Thursday, September 29, 2011
Carter says the pass rush is closing in
By Chris Forsberg
Mark Cunningham/Getty ImagesPatriots defensive end Andre Carter thinks the pass rush is close to clicking.
FOXBOROUGH, Mass. -- The Patriots made a conscious effort to beef up their pass rush coming into the 2011 season, bringing in veterans like Andre Carter, Shaun Ellis, and Albert Haynesworth, but through three games the numbers are actually more anemic than last season.
While admitting improvements are needed, Carter stressed Thursday that he feels the pass rush is on the cusp of putting it together and noted how frustrating film review has been because the Patriots are just a step slow on getting the necessary pressure.
"As far as from a technical standpoint, we’re almost there," said Carter. "It's as close as it can be, but we can always get closer. It's not an effort thing, as far as taking off the ball or being effective when it comes to power rushes or bull rushes or speed rushes. We watch film and and we’re like, ‘We’re almost there.’ It’s not necessarily a level of frustration, but it is to a certain extent. We just gotta say, 'OK, what can we do to get there maybe a second [earlier]?'"
The Patriots rank 28th in the league generating a sack on a mere 4.65 percent of opponent's total dropbacks through three games. That lack of a pass rush has aided opposing teams in their passing attacks and the Patriots rank 32nd in the league in passing yards allowed per game (377) and 31st in first downs allowed per game (26).
What's more, New England is tied for 20th in the league with just six sacks overall. According to coaches' stats after film review, the Patriots have generated 17 quarterback hits, but it's sub linebacker Dane Fletcher who tops the team at four (Myron Pryor, now on injured reserve, has three others). The Patriots' defensive linemen additions in Carter, Haynesworth and Ellis have combined for just one quarterback hit (it belongs to Carter).
Things won't get any easier this week. Not only do the Raiders boast the league's top rushing attack, forcing opposing linemen to gamble less in rushing the quarterback with the possibility of opening rushing lanes, but Oakland has only allowed two sacks all season.
Carter said the defense is seeking consistency and players have stressed taking accountability for mistakes.

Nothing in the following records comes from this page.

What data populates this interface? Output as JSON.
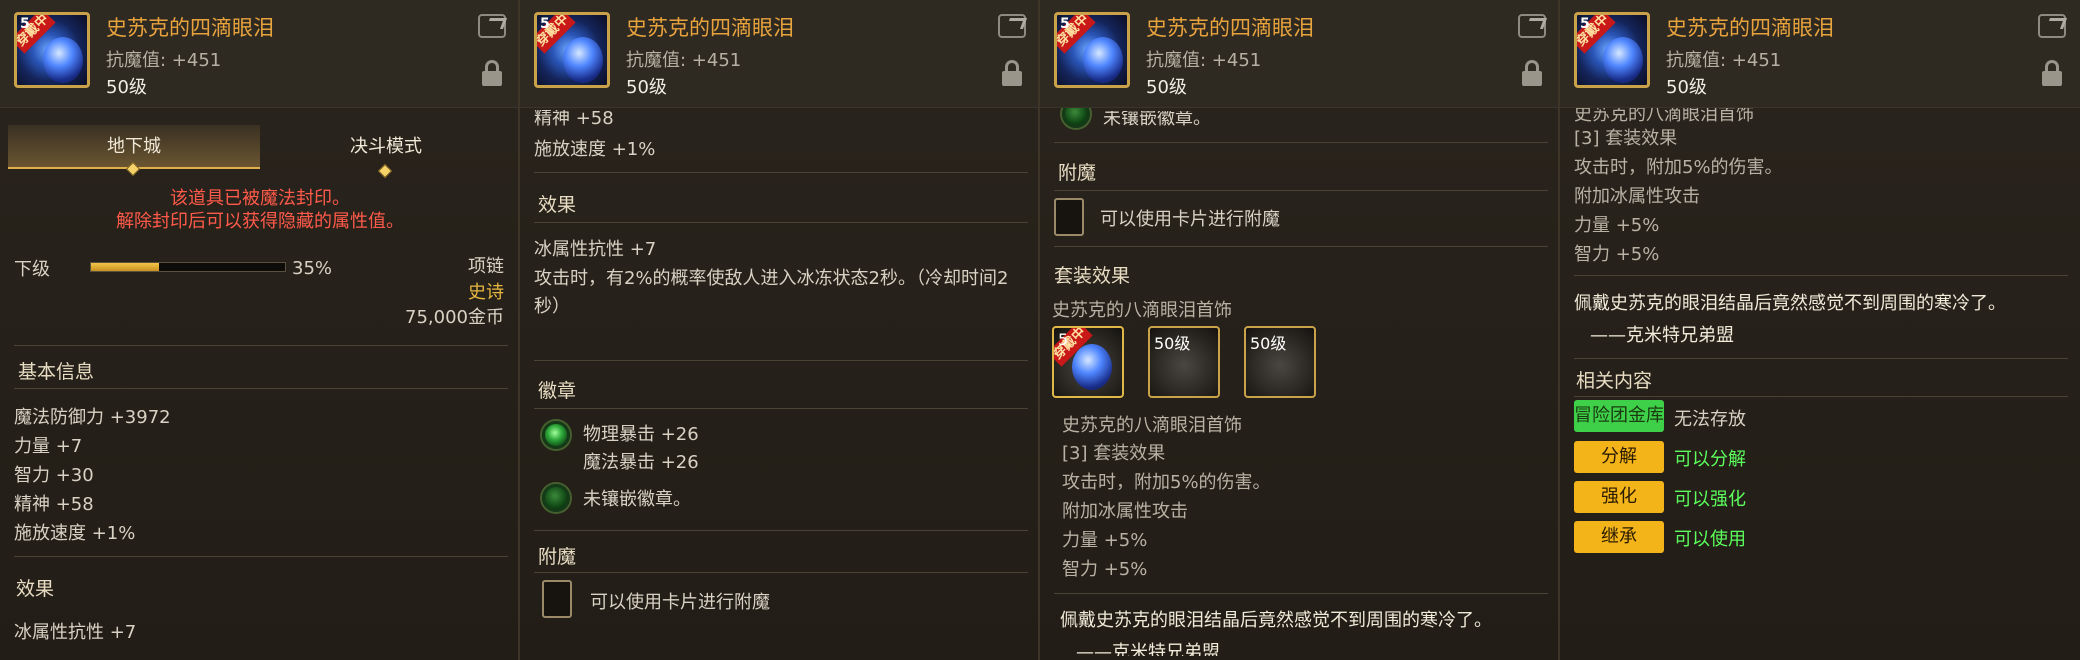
{
  "item": {
    "name": "史苏克的四滴眼泪",
    "resist": "抗魔值: +451",
    "level": "50级",
    "equipped_tag": "穿戴中",
    "level_mark": "5"
  },
  "panel1": {
    "tabs": [
      "地下城",
      "决斗模式"
    ],
    "seal_line1": "该道具已被魔法封印。",
    "seal_line2": "解除封印后可以获得隐藏的属性值。",
    "grade_label": "下级",
    "grade_percent_text": "35%",
    "grade_fill": 0.35,
    "slot": "项链",
    "rarity": "史诗",
    "price": "75,000金币",
    "basic_title": "基本信息",
    "stats": [
      "魔法防御力 +3972",
      "力量 +7",
      "智力 +30",
      "精神 +58",
      "施放速度 +1%"
    ],
    "effect_title": "效果",
    "effect_first": "冰属性抗性 +7"
  },
  "panel2": {
    "top_cut": "精神 +58",
    "cast_speed": "施放速度 +1%",
    "effect_title": "效果",
    "effect_lines": [
      "冰属性抗性 +7",
      "攻击时，有2%的概率使敌人进入冰冻状态2秒。（冷却时间2",
      "秒）"
    ],
    "emblem_title": "徽章",
    "emblem_lines": [
      "物理暴击 +26",
      "魔法暴击 +26"
    ],
    "emblem_empty": "未镶嵌徽章。",
    "enchant_title": "附魔",
    "enchant_text": "可以使用卡片进行附魔"
  },
  "panel3": {
    "emblem_empty_cut": "未镶嵌徽章。",
    "enchant_title": "附魔",
    "enchant_text": "可以使用卡片进行附魔",
    "set_title": "套装效果",
    "set_name": "史苏克的八滴眼泪首饰",
    "set_items": [
      {
        "label": "5",
        "tag": "穿戴中"
      },
      {
        "label": "50级"
      },
      {
        "label": "50级"
      }
    ],
    "set_name2": "史苏克的八滴眼泪首饰",
    "set_bonus_title": "[3] 套装效果",
    "set_lines": [
      "攻击时，附加5%的伤害。",
      "附加冰属性攻击",
      "力量 +5%",
      "智力 +5%"
    ],
    "flavor": "佩戴史苏克的眼泪结晶后竟然感觉不到周围的寒冷了。",
    "flavor_cut": "——克米特兄弟盟"
  },
  "panel4": {
    "top_cut": "史苏克的八滴眼泪首饰",
    "set_bonus_title": "[3] 套装效果",
    "set_lines": [
      "攻击时，附加5%的伤害。",
      "附加冰属性攻击",
      "力量 +5%",
      "智力 +5%"
    ],
    "flavor": "佩戴史苏克的眼泪结晶后竟然感觉不到周围的寒冷了。",
    "author": "——克米特兄弟盟",
    "related_title": "相关内容",
    "actions": [
      {
        "button": "冒险团金库",
        "status": "无法存放",
        "color": "green"
      },
      {
        "button": "分解",
        "status": "可以分解",
        "color": "yellow"
      },
      {
        "button": "强化",
        "status": "可以强化",
        "color": "yellow"
      },
      {
        "button": "继承",
        "status": "可以使用",
        "color": "yellow"
      }
    ]
  }
}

"One thing about this group of guys, we constantly push ourselves to be the best," said Carter. "With the leadership we have here, we’re definitely more of a veteran defensive line. We're not necessarily pointing fingers at each other, we all just come together, talk to each other as men,and say, 'OK, let’s get this done.'"
One milestone note on Carter: When he steps on the field Sunday, he'll be appearing in his 100th consecutive game, tops among all active defensive ends in the NFL.